If You See Me Dancing by Jan Day

If you see me dancing don’t let me drive
he said back when he drank
till he could do the two-step with his eyes shut.
I followed like a blind woman
who lived by touch.

Last call we’d spin out the door
so dizzy we saw stars on saguaros
and coyotes in trucks. He sang their lament.
He knew it by heart.
I found the keys.

We drove without headlights until there was no road left.
It seemed like a lifetime dancing in the dark
from coast to coast and back again. Then we stayed home
till he dared to climb
the deep part of night alone.

It was like a cave with airless walls
where I searched for him. Only once did I hear
his shuffle on stone,
the scuff of a boot to a western song.
I can’t forgive him. Not now.
He knew I’d never learn to dance on my own.
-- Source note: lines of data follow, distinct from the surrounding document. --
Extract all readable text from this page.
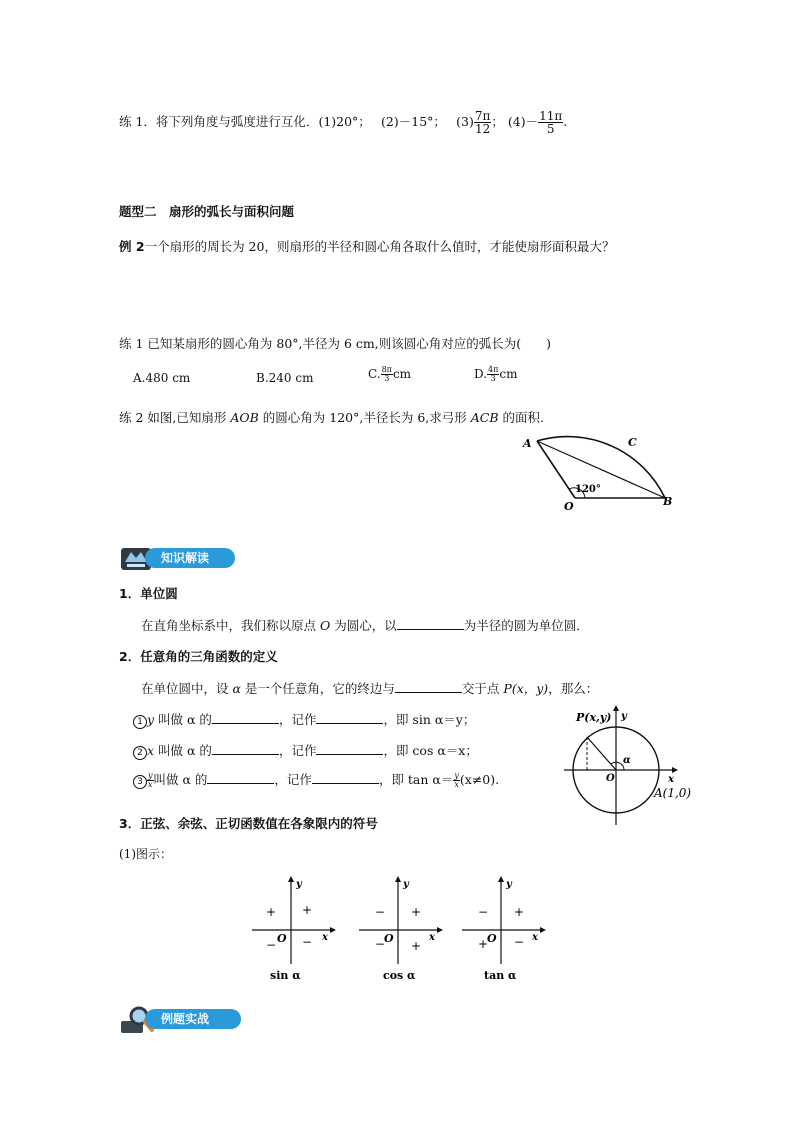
练 1．将下列角度与弧度进行互化．(1)20°；　 (2)－15°；　 $(3) \frac{7\pi}{12}$ ； $(4)- \frac{11\pi}{5}$ .
题型二　扇形的弧长与面积问题
例 2一个扇形的周长为 20，则扇形的半径和圆心角各取什么值时，才能使扇形面积最大？
练 1 已知某扇形的圆心角为 80°,半径为 6 cm,则该圆心角对应的弧长为(　　)
A.480 cm	B.240 cm	C. $\frac{8\pi}{3}$ cm	D. $\frac{4\pi}{3}$ cm
练 2 如图,已知扇形 AOB 的圆心角为 120°,半径长为 6,求弓形 ACB 的面积.
A	C
O	B
120°
知识解读
1．单位圆
在直角坐标系中，我们称以原点 O 为圆心，以	为半径的圆为单位圆．
2．任意角的三角函数的定义
在单位圆中，设 α 是一个任意角，它的终边与	交于点 P(x，y)，那么：
1 y 叫做 α 的	，记作	，即 sin α＝y；
2 x 叫做 α 的	，记作	，即 cos α＝x；
$3 \frac{y}{x}$ 叫做 α 的	，记作	，即 $\tan \alpha= \frac{y}{x} (x\ne 0)$.
P(x,y) y
x
O
α
A(1,0)
3．正弦、余弦、正切函数值在各象限内的符号
(1)图示：
y
x
O
+ +
− −
sin α
y
x
O
− +
− +
cos α
y
x
O
− +
+ −
tan α
例题实战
Jan Day says she is fortunate to live in interior Florida where water and light come together to create a lushness, not only of the earth but also of the imagination. She writes in several genres including fiction and plays and has written five children’s picture books published by Pelican Publishing.  Her poetry was most recently published in Peacock Journal. She resides in Okeechobee, Florida.